April 24, 2008
High Resolution (Credit: NOAA)
NOAA today announced it will install the last nine of the 114 stations as part of its new, high-tech climate monitoring network. The stations track national average changes in temperature and precipitation trends. The U.S. Climate Reference Network (CRN) is on schedule to activate these final stations by the end of the summer.
NOAA also is modernizing 1,000 stations in the Historical Climatology Network (HCN), a regional system of ground-based observing sites that collect climate, weather and water measurements. NOAA’s goal is to have both networks work in tandem to feed consistently accurate, high-quality data to scientists studying climate trends.
The CRN is helping to pinpoint the shifts in America’s changing, often unpredictable, climate. “We’re entering a new age of understanding climate change, by adding more sound, reliable data about what’s really happening in the atmosphere and on the ground,” said Dr. Tom Karl, director of NOAA’s National Climatic Data Center in Asheville, N.C. Karl, one of the world’s leading experts on climate change, helped spearhead the new climate network’s development.
“Very high accuracy in the data collected is the key to getting a feel for the national trend. That’s what the Climate Reference Network is doing.”
CRN station in Baker, Nev.
High Resolution (Credit: NOAA)
Karl said the placement of each CRN station is crucial to obtaining accurate information on current — and likely future — conditions. “All the stations are strategically placed in rural environments away from the influences of nearby urban areas that would confound the interpretation of any changes observed,” he said.
Each CRN station logs real-time measurements of surface temperature, precipitation, wind speed and solar radiation. NOAA’s geostationary satellites relay the data from these ground-based stations to NCDC, which posts the observations online.
The modernization of the HCN’s aging equipment will enhance the extent of America’s premiere data source for tracking regional climate variations and trends. The modernization, which began November 2006, will follow a “climate-region” approach, starting with a pilot project in the Southwest, where 140 sites will be revamped. HCN sites will be equipped with a new temperature and precipitation sensor that will complement the CRN, with precise regional climate data.
Data gathered by those existing HCN stations that were located in less-than-ideal areas have been statistically corrected in the analysis of climate trends routinely reported by NOAA. Though some individual stations were placed in less-than-ideal areas, these data anomalies did not significantly alter overall climate measurements.
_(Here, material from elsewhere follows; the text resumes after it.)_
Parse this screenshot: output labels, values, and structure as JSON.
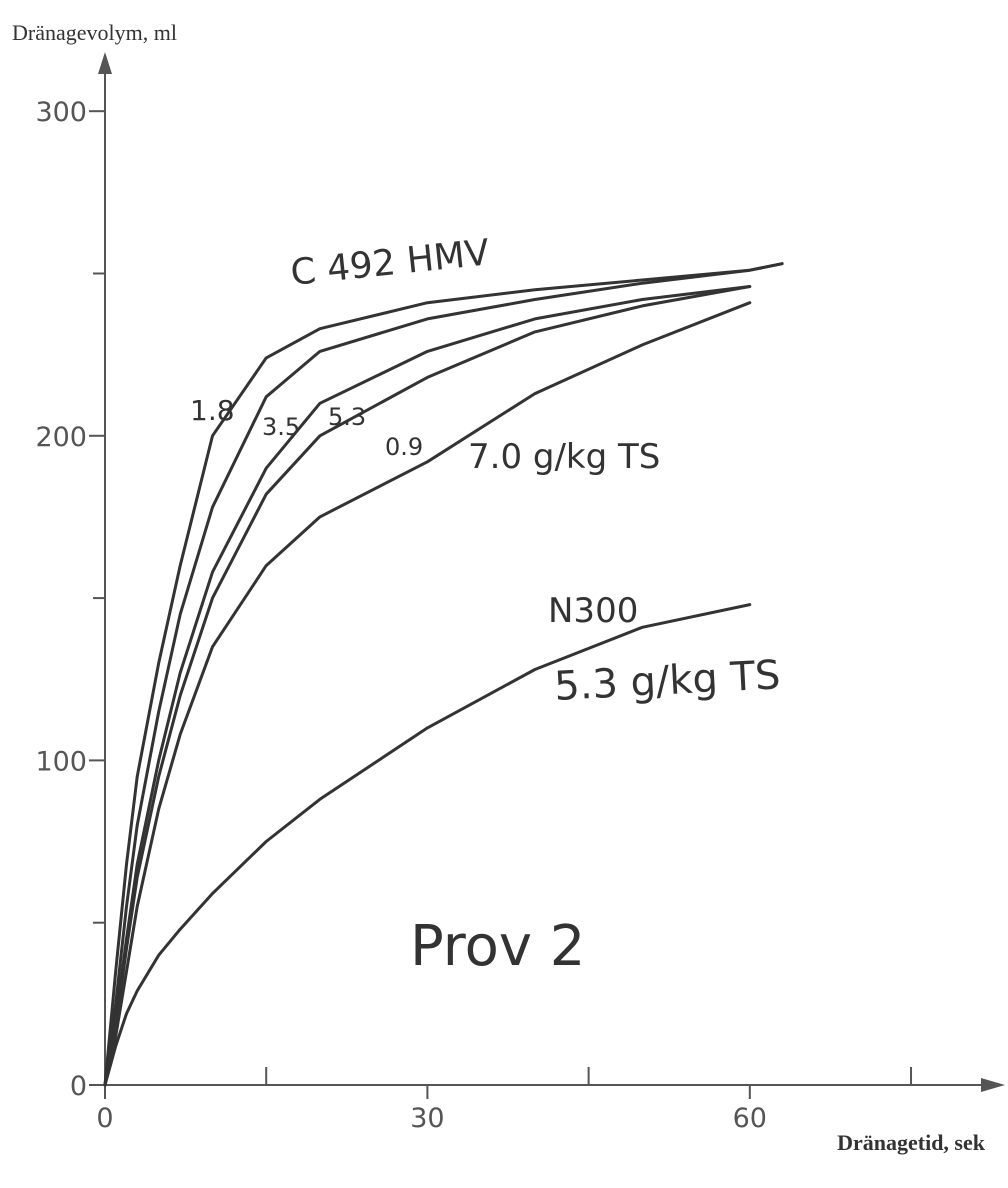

The modernization will relocate these stations in areas that are closer to ideal.
In one critical example, this dense, spatial coverage will provide more timely and accurate regional data to support the National Integrated Drought Information System, a collaboration among federal agencies and several state governments geared to provide a dynamic and accessible drought-risk information system.
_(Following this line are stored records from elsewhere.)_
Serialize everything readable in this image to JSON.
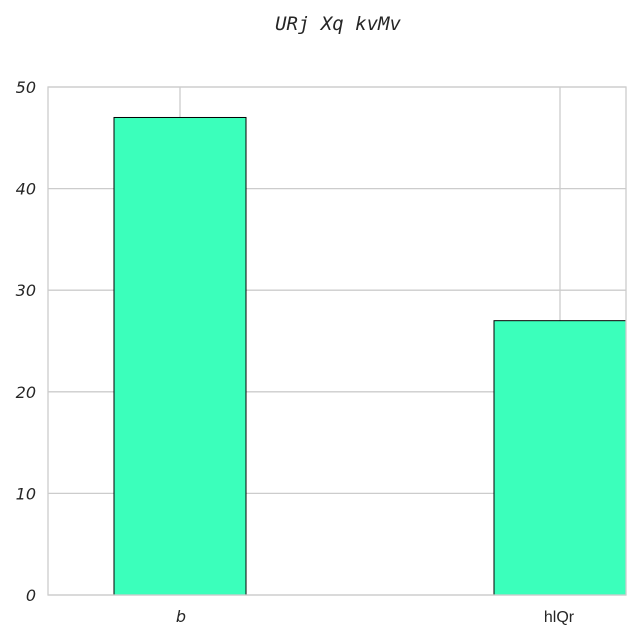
{
  "chart_data": {
    "type": "bar",
    "title": "URj Xq kvMv",
    "xlabel": "",
    "ylabel": "",
    "categories": [
      "b",
      "hlQr"
    ],
    "values": [
      47,
      27
    ],
    "ylim": [
      0,
      50
    ],
    "yticks": [
      "0",
      "10",
      "20",
      "30",
      "40",
      "50"
    ],
    "grid": true,
    "bar_color": "#3bffbb"
  }
}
“Monitoring and understanding climate is a long-term endeavor. We need to have updated systems, such as the Historical Climatology Network, in place for the long haul,” said David Caldwell, director of the Office of Climate, Water and Weather Services at NOAA’s National Weather Service in Silver Spring, Md.
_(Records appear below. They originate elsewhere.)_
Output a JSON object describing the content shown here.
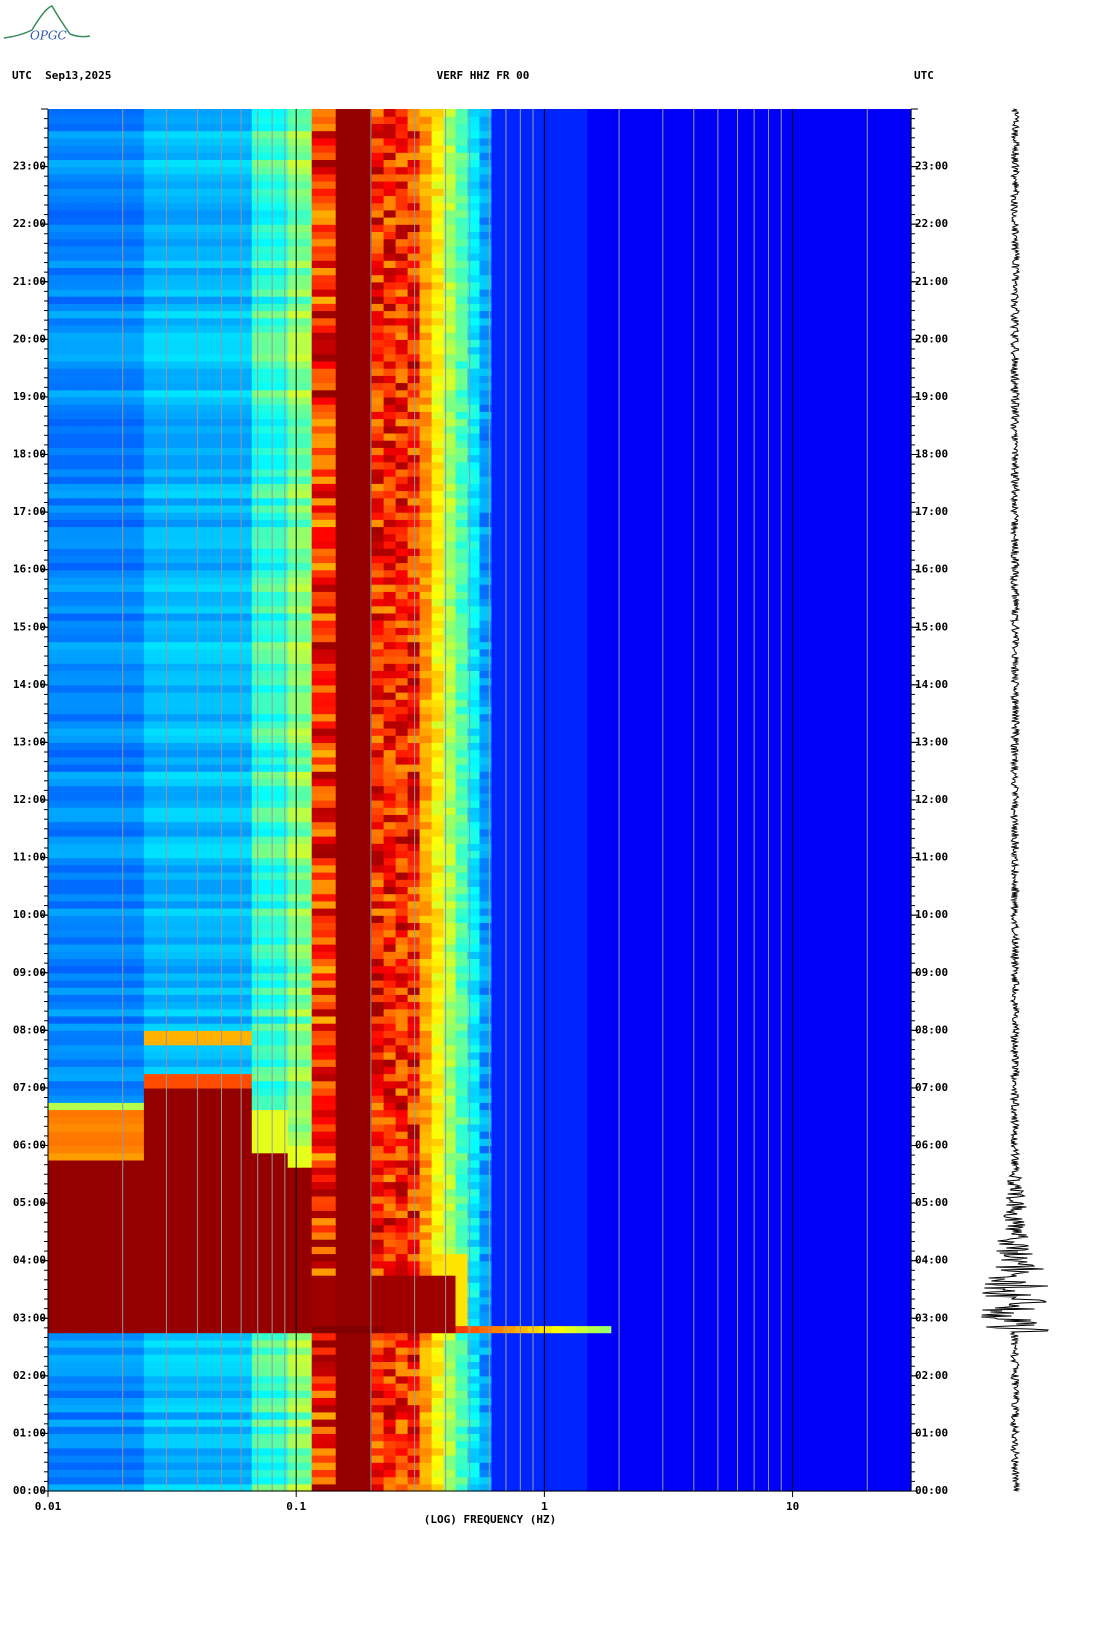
{
  "chart_data": {
    "type": "spectrogram",
    "title": "VERF HHZ FR 00",
    "date_label": "UTC  Sep13,2025",
    "right_label": "UTC",
    "xlabel": "(LOG) FREQUENCY (HZ)",
    "xscale": "log",
    "xlim": [
      0.01,
      30
    ],
    "xticks": [
      0.01,
      0.1,
      1,
      10
    ],
    "ylim": [
      0,
      24
    ],
    "yticks": [
      {
        "value": 0,
        "label": "00:00"
      },
      {
        "value": 1,
        "label": "01:00"
      },
      {
        "value": 2,
        "label": "02:00"
      },
      {
        "value": 3,
        "label": "03:00"
      },
      {
        "value": 4,
        "label": "04:00"
      },
      {
        "value": 5,
        "label": "05:00"
      },
      {
        "value": 6,
        "label": "06:00"
      },
      {
        "value": 7,
        "label": "07:00"
      },
      {
        "value": 8,
        "label": "08:00"
      },
      {
        "value": 9,
        "label": "09:00"
      },
      {
        "value": 10,
        "label": "10:00"
      },
      {
        "value": 11,
        "label": "11:00"
      },
      {
        "value": 12,
        "label": "12:00"
      },
      {
        "value": 13,
        "label": "13:00"
      },
      {
        "value": 14,
        "label": "14:00"
      },
      {
        "value": 15,
        "label": "15:00"
      },
      {
        "value": 16,
        "label": "16:00"
      },
      {
        "value": 17,
        "label": "17:00"
      },
      {
        "value": 18,
        "label": "18:00"
      },
      {
        "value": 19,
        "label": "19:00"
      },
      {
        "value": 20,
        "label": "20:00"
      },
      {
        "value": 21,
        "label": "21:00"
      },
      {
        "value": 22,
        "label": "22:00"
      },
      {
        "value": 23,
        "label": "23:00"
      }
    ]
  },
  "logo": "OPGC"
}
Caldwell added that a modernized HCN will give NOAA scientists more information to “help explain what’s happening with the climate at the regional and local level and serve as a baseline for evaluating other meteorological data.”
The National Oceanic and Atmospheric Administration, an agency of the U.S. Commerce Department, is dedicated to enhancing economic security and national safety through the prediction and research of weather and climate-related events and information service delivery for transportation, and by providing environmental stewardship of our nation's coastal and marine resources. Through the emerging Global Earth Observation System of Systems (GEOSS), NOAA is working with its federal partners, more than 70 countries and the European Commission to develop a global monitoring network that is as integrated as the planet it observes, predicts and protects.